Self-described on his X (previously Twitter) profile as an engineer by education, a scientist by career, and an explorer by coronary heart, Pettit discovered fame for his “Saturday Morning Science” and “Science Off the Sphere” — impromptu, comical and sometimes quirky demonstrations that introduced the wonders of weightlessness to audiences on Earth.
In a single session, he confirmed how music from an MP3 participant brought on water drops to oscillate. One other demonstrated static electrical energy with aluminum foil and Lego bricks. And a 3rd noticed him play a makeshift didgeridoo, customary from an ISS vacuum cleaner hose.
Requested if he has related plans this time spherical, an impish smile creased Pettit’s lips. “After all,” he mentioned. “I’d not fly in house with out doing a science or instructional demonstration in my off-duty time.”
That off-duty time additionally permits him to bask in pictures — a love he has nurtured since sixth grade. Pettit’s jaw-dropping footage from the station’s multiwindowed cupola vary from star trails to the bubbling glow of nighttime metropolis lights on Earth.
Throughout Expedition 72, he plans to {photograph} high-altitude noctilucent clouds and look ahead to adjustments to the Solar because it nears photo voltaic most. He may also preserve his digicam at hand for serendipitous occasions, “since you are there and since you may.”
Sexagenarian spaceflight
Whereas he’s at the moment the oldest active-duty astronaut at 69, Pettit is just not the primary sexagenarian to go to house. That honor belongs to Story Musgrave, who flew house shuttle Columbia in 1996 aged 61. Neither is he historical past’s oldest spaceman. Others flew of their seventies: from Mission Mercury hero John Glenn to Virgin magnate Richard Branson, and from Laura Shepard Churchley, daughter of America’s first man in house, to the oldest ISS customer, 72-year-old Larry Connor.
Nonetheless extra flew at much more superior ages. Aviator Wally Funk grew to become the oldest girl astronaut at 82. Eighty-year-old Jon Goodwin was the primary individual dwelling with Parkinson’s illness to succeed in house. And in Might 2024, Ed Dwight — sculptor, former aviator, and one-time candidate for the primary African-American astronaut — flew Blue Origin’s New Shepard capsule to the sting of house, aged 90 years and 253 days.
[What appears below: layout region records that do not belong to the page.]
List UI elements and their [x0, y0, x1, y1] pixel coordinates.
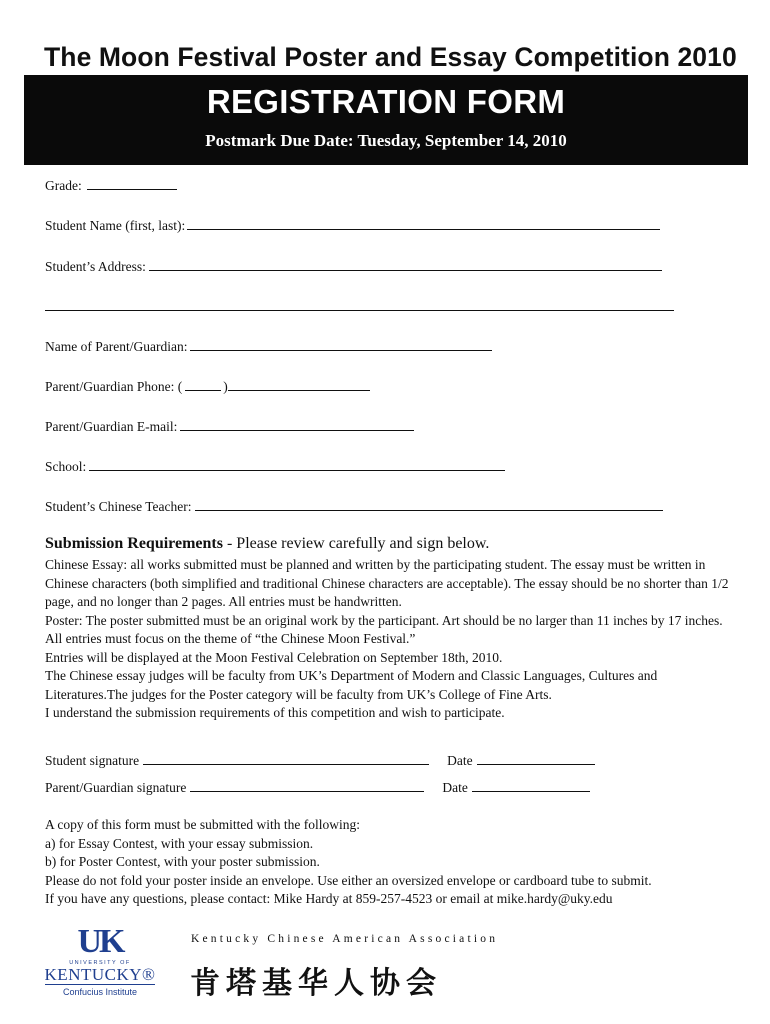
parent-name-field[interactable] — [190, 337, 492, 351]
student-name-row — [45, 216, 660, 234]
parent-name-label: Name of Parent/Guardian: — [45, 339, 188, 354]
requirements-body — [45, 556, 730, 723]
parent-phone-area-code-field[interactable] — [185, 377, 221, 391]
contact-line: If you have any questions, please contact: Mike Hardy at 859-257-4523 or email at mike.hardy@uky.edu — [45, 891, 613, 906]
uk-logo-university: UNIVERSITY OF — [69, 960, 131, 966]
school-label: School: — [45, 459, 87, 474]
student-address-field-2[interactable] — [45, 297, 674, 311]
requirement-essay: Chinese Essay: all works submitted must be planned and written by the participating student. The essay must be written in Chinese characters (both simplified and traditional Chinese characters are acceptable). The essay should be no shorter than 1/2 page, and no longer than 2 pages. All entries must be handwritten. — [45, 557, 729, 609]
student-address-row-2 — [45, 297, 674, 311]
chinese-teacher-field[interactable] — [195, 497, 663, 511]
parent-email-label: Parent/Guardian E-mail: — [45, 419, 178, 434]
requirements-heading-bold: Submission Requirements — [45, 535, 223, 552]
association-name-chinese: 肯塔基华人协会 — [190, 966, 442, 1001]
requirements-heading — [45, 535, 489, 553]
parent-email-row — [45, 417, 414, 435]
chinese-teacher-label: Student’s Chinese Teacher: — [45, 499, 192, 514]
student-name-label: Student Name (first, last): — [45, 218, 186, 233]
grade-field[interactable] — [87, 176, 177, 190]
requirement-judges: The Chinese essay judges will be faculty from UK’s Department of Modern and Classic Languages, Cultures and Literatures.The judges for the Poster category will be faculty from UK’s College of Fine Arts. — [45, 668, 658, 702]
student-address-row — [45, 257, 662, 275]
form-title: REGISTRATION FORM — [206, 83, 566, 120]
parent-date-label: Date — [442, 780, 468, 795]
registration-banner — [24, 75, 748, 165]
student-address-field[interactable] — [149, 257, 662, 271]
uk-logo-kentucky: KENTUCKY® — [44, 965, 156, 984]
parent-signature-label: Parent/Guardian signature — [45, 780, 187, 795]
parent-phone-label: Parent/Guardian Phone: ( — [45, 379, 183, 394]
parent-phone-paren: ) — [223, 379, 228, 394]
requirement-poster: Poster: The poster submitted must be an original work by the participant. Art should be no larger than 11 inches by 17 inches. — [45, 612, 723, 628]
requirement-acknowledgement: I understand the submission requirements of this competition and wish to participate. — [45, 705, 505, 720]
school-row — [45, 457, 505, 475]
copy-instructions — [45, 816, 745, 909]
requirement-theme: All entries must focus on the theme of “the Chinese Moon Festival.” — [45, 631, 416, 646]
student-name-field[interactable] — [187, 216, 660, 230]
uk-confucius-institute-logo — [44, 925, 156, 997]
school-field[interactable] — [89, 457, 505, 471]
parent-name-row — [45, 337, 492, 355]
copy-instruction-line: A copy of this form must be submitted with the following: — [45, 817, 360, 832]
parent-signature-row — [45, 778, 590, 796]
parent-phone-field[interactable] — [228, 377, 370, 391]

However sexagenarians have carved their very own spectacular area of interest within the annals of house journey. In 2004, 63-year-old Mike Melvill grew to become the primary industrial astronaut when he flew SpaceShipOne to the sting of house. And several other over-60s have visited the ISS, together with fare-paying vacationers Dennis Tito, Gregory Olsen, and Charles Simonyi, in addition to Axiom non-public astronauts Michael Lopez-Alegria, Eytan Stibbe, Peggy Whitson, and John Shoffner. In 2013, Pavel Vinogradov noticed his sixtieth birthday in house. And planetary scientist S. Alan Stern and enterprise capitalist Lane Bess have flown suborbital missions with Virgin Galactic and Blue Origin.
When Pettit launched this week, he surpassed his 65-year-old Expedition 71 crewmate Barratt because the oldest individual to fly a months-long house mission. By the point he returns to Earth subsequent April, Pettit may have accrued 570 days in house — making him America’s second most skilled astronaut behind Whitson.
Nor does Pettit count on Expedition 72 to be his closing mission. “I wish to say that is my subsequent spaceflight,” he mentioned. “I come alive once I’m in orbit. There’s a sure side of once I go into house that simply essentially is on resonance with my soul.”